If only I was normal I wouldn’t have to deal with all these things. Mental illness can take you out of mainstream society. It can interrupt your life with hospitalizations, frequent doctor visits, therapy, medication side effects, loss of work and all these things can cause a withdrawal from life. Stepping out of my daily course of living has made me feel like a complete failure. And then the voice of reason kicks in and I hear myself say, “If it weren’t for bipolar disorder life would be different.”

Finding Inspiration

I’m sure not everyone who experiences a mental illness has felt like a failure. But I am willing to bet many people have and I want to speak to those people.

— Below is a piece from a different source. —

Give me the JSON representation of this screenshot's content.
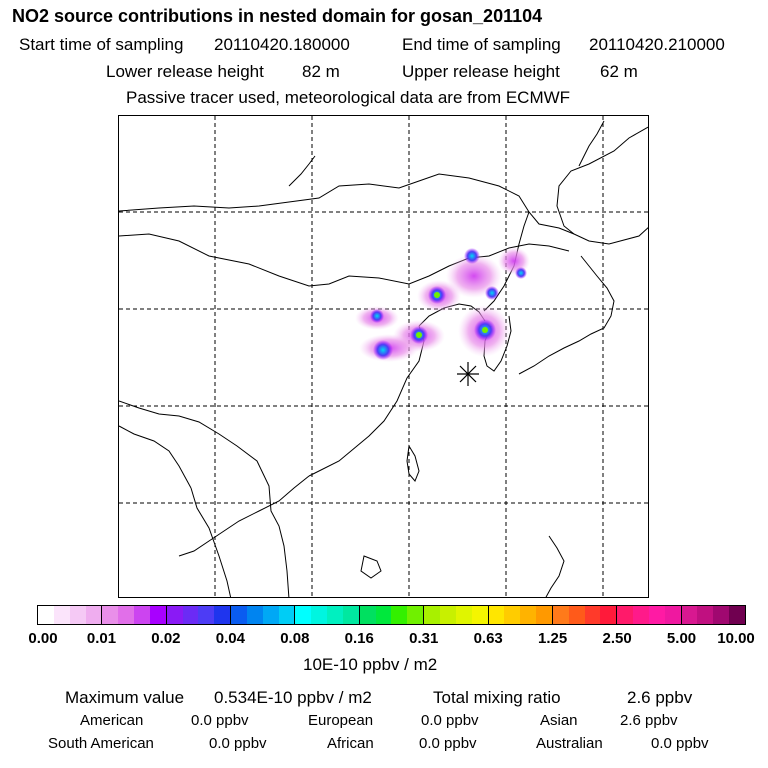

I want to tell them to lift up your head and hold it high; hold back your shoulders and walk with confidence; start believing you are so strong because you have faced off with adversity and you have won; you are a valuable member to the community; and you will find your way to recovery. Above all you are not a failure.

Mental illness can cause so much pain and many personal struggles. I have learned that I cannot give it any more power over me than what it deserves. I have approached it in a way that says, “I have a mental illness and it’s not my fault, and I’m going to pick up the pieces and move forward with my life. No mental illness is going to stop me from living a healthy, happy and productive life.” It’s my mantra and I believe it!